CVE-2023-28504: 
NixOS vulnerability analysis and mitigation

A stack-based buffer overflow vulnerability (CVE-2023-28504) was discovered in Rocket Software's UniData and UniVerse products. The vulnerability affects UniData versions prior to 8.2.4 build 3003 and UniVerse versions prior to 11.3.5 build 1001 or 12.2.1 build 2002. This pre-authentication vulnerability exists in the libunidata.so's Ureprpcserversubmain function (NVD, Rapid7 Blog).

The vulnerability is classified as a stack-based buffer overflow (CWE-787) that can occur in the Ureprpcserversubmain function within libunidata.so. The severity of this vulnerability is rated as CRITICAL with a CVSS v3.1 Base Score of 9.8 (CVSS:3.1/AV:N/AC:L/PR:N/UI:N/S:U/C:H/I:H/A:H), indicating the highest level of severity (NVD).

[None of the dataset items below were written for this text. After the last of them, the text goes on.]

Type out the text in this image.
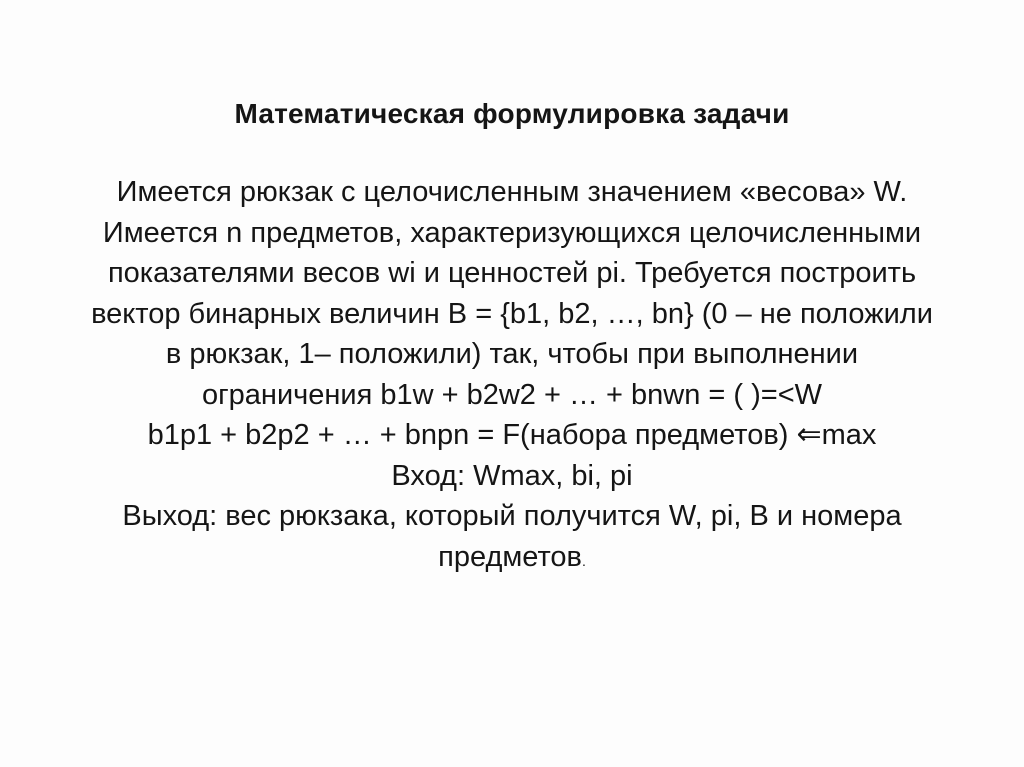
Математическая формулировка задачи
Имеется рюкзак с целочисленным значением «весова» W.
Имеется n предметов, характеризующихся целочисленными
показателями весов wi и ценностей pi. Требуется построить
вектор бинарных величин B = {b1, b2, …, bn} (0 – не положили
в рюкзак, 1– положили) так, чтобы при выполнении
ограничения b1w + b2w2 + … + bnwn = ( )=<W
b1p1 + b2p2 + … + bnpn = F(набора предметов) ⇐max
Вход: Wmax, bi, pi
Выход: вес рюкзака, который получится W, pi, B и номера
предметов.
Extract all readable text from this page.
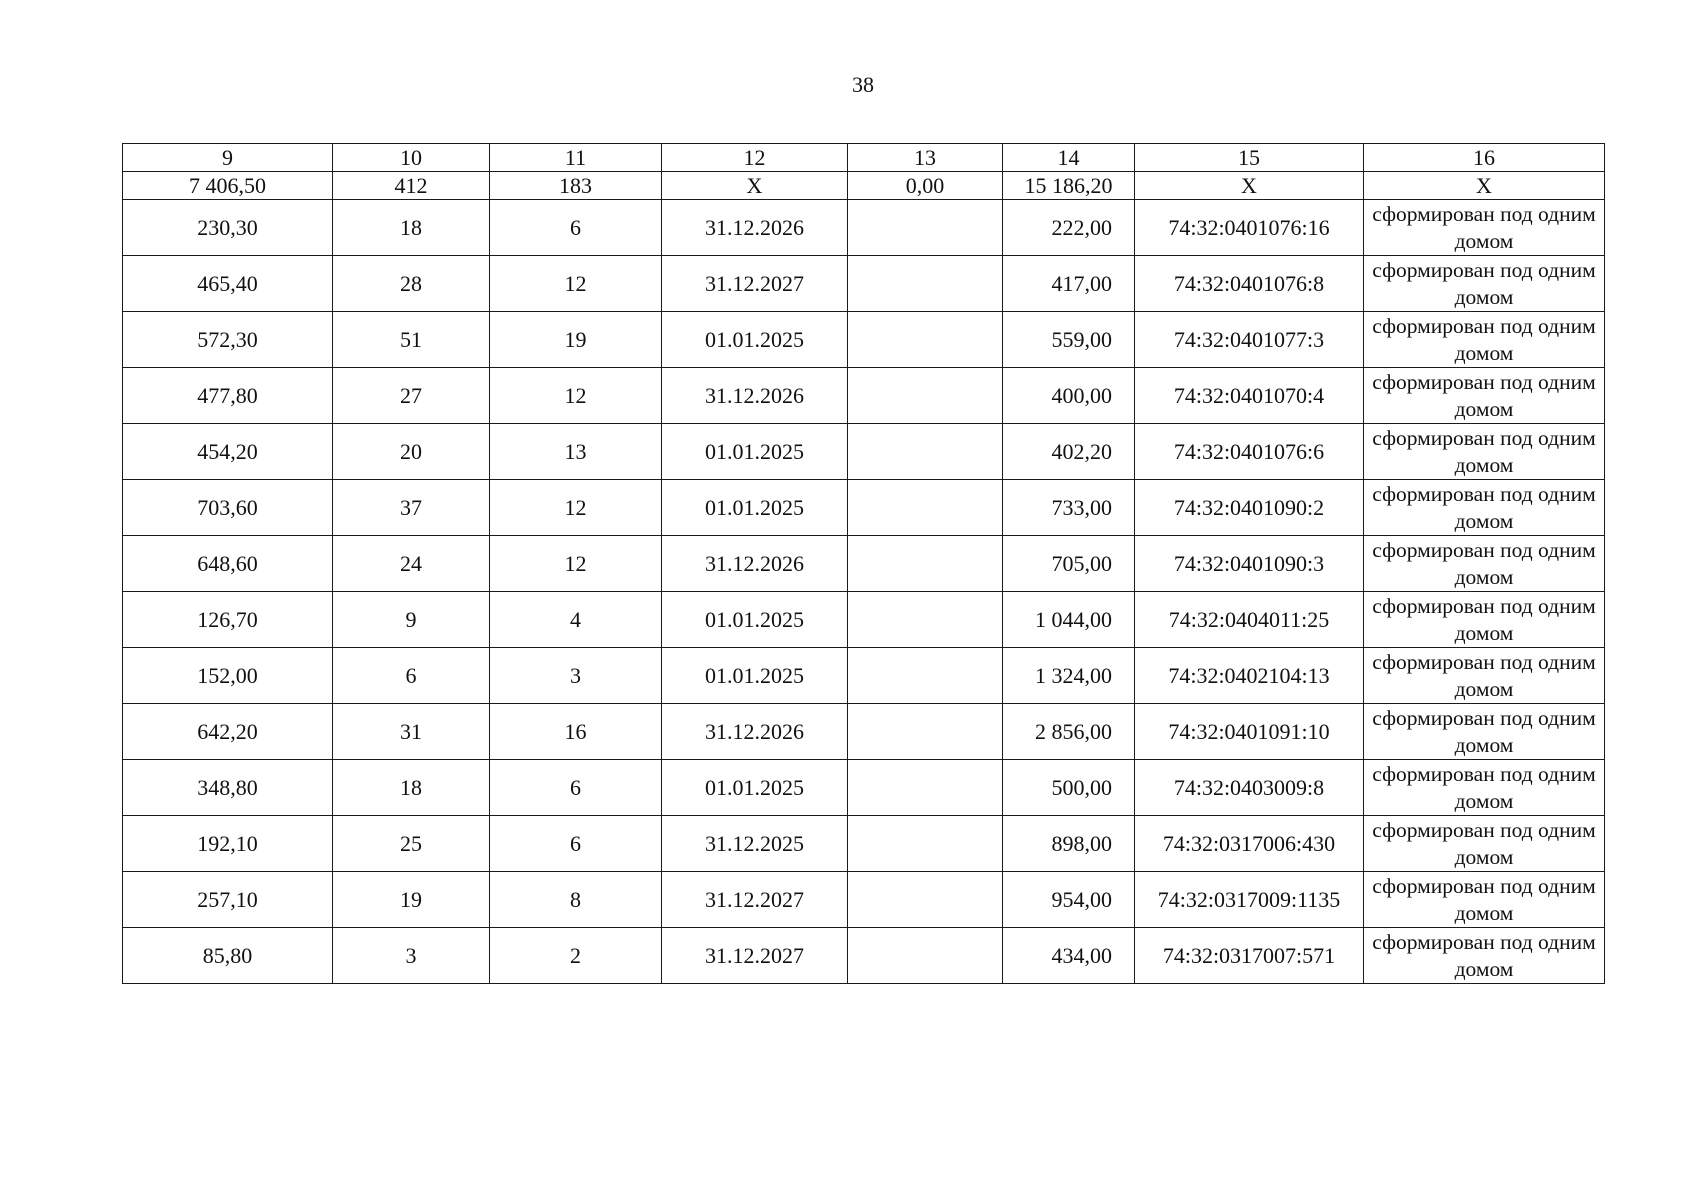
38
9	10	11	12	13	14	15	16
7 406,50	412	183	X	0,00	15 186,20	X	X
230,30	18	6	31.12.2026		222,00	74:32:0401076:16	сформирован под одним домом
465,40	28	12	31.12.2027		417,00	74:32:0401076:8	сформирован под одним домом
572,30	51	19	01.01.2025		559,00	74:32:0401077:3	сформирован под одним домом
477,80	27	12	31.12.2026		400,00	74:32:0401070:4	сформирован под одним домом
454,20	20	13	01.01.2025		402,20	74:32:0401076:6	сформирован под одним домом
703,60	37	12	01.01.2025		733,00	74:32:0401090:2	сформирован под одним домом
648,60	24	12	31.12.2026		705,00	74:32:0401090:3	сформирован под одним домом
126,70	9	4	01.01.2025		1 044,00	74:32:0404011:25	сформирован под одним домом
152,00	6	3	01.01.2025		1 324,00	74:32:0402104:13	сформирован под одним домом
642,20	31	16	31.12.2026		2 856,00	74:32:0401091:10	сформирован под одним домом
348,80	18	6	01.01.2025		500,00	74:32:0403009:8	сформирован под одним домом
192,10	25	6	31.12.2025		898,00	74:32:0317006:430	сформирован под одним домом
257,10	19	8	31.12.2027		954,00	74:32:0317009:1135	сформирован под одним домом
85,80	3	2	31.12.2027		434,00	74:32:0317007:571	сформирован под одним домом
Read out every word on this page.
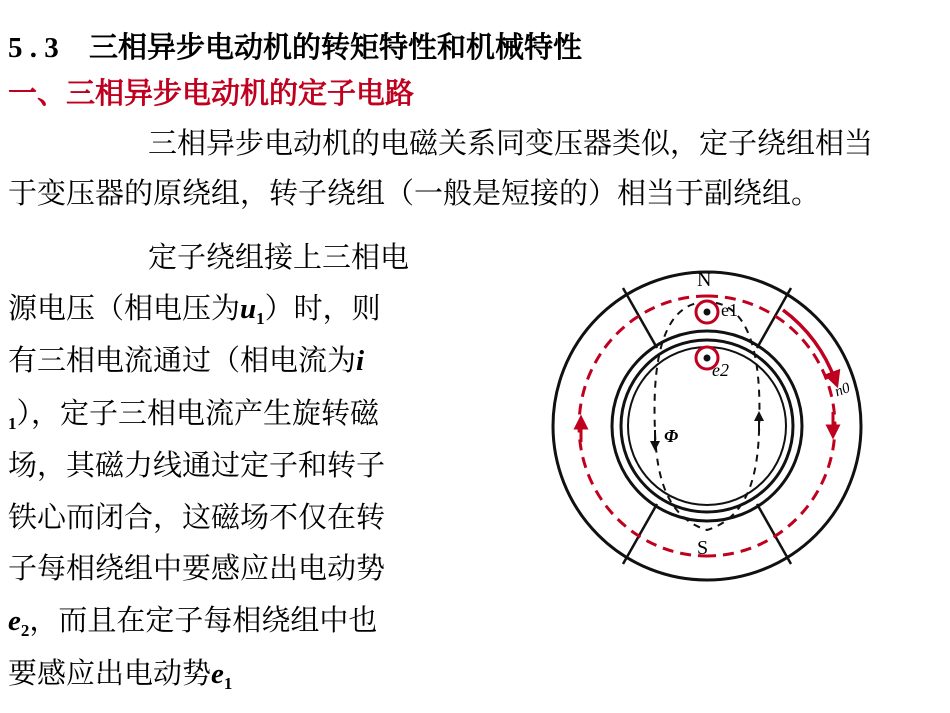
5 . 3 三相异步电动机的转矩特性和机械特性
一、三相异步电动机的定子电路
三相异步电动机的电磁关系同变压器类似，定子绕组相当
于变压器的原绕组，转子绕组（一般是短接的）相当于副绕组。
定子绕组接上三相电
源电压（相电压为$u_1$）时，则
有三相电流通过（相电流为i
$_1$），定子三相电流产生旋转磁
场，其磁力线通过定子和转子
铁心而闭合，这磁场不仅在转
子每相绕组中要感应出电动势
$e_2$，而且在定子每相绕组中也
要感应出电动势$e_1$
N
S
e1
e2
Φ
n0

If successfully exploited, this vulnerability can lead to remote code execution with root user privileges. The high severity score reflects the critical nature of the potential impact, allowing attackers to gain complete control over the affected system (Rapid7 Blog).

Rocket Software has released patches to address this vulnerability. Users are strongly advised to upgrade to UniData version 8.2.4 build 3003, UniVerse version 11.3.5 build 1001, or UniVerse version 12.2.1 build 2002, depending on their product version (Rapid7 Blog).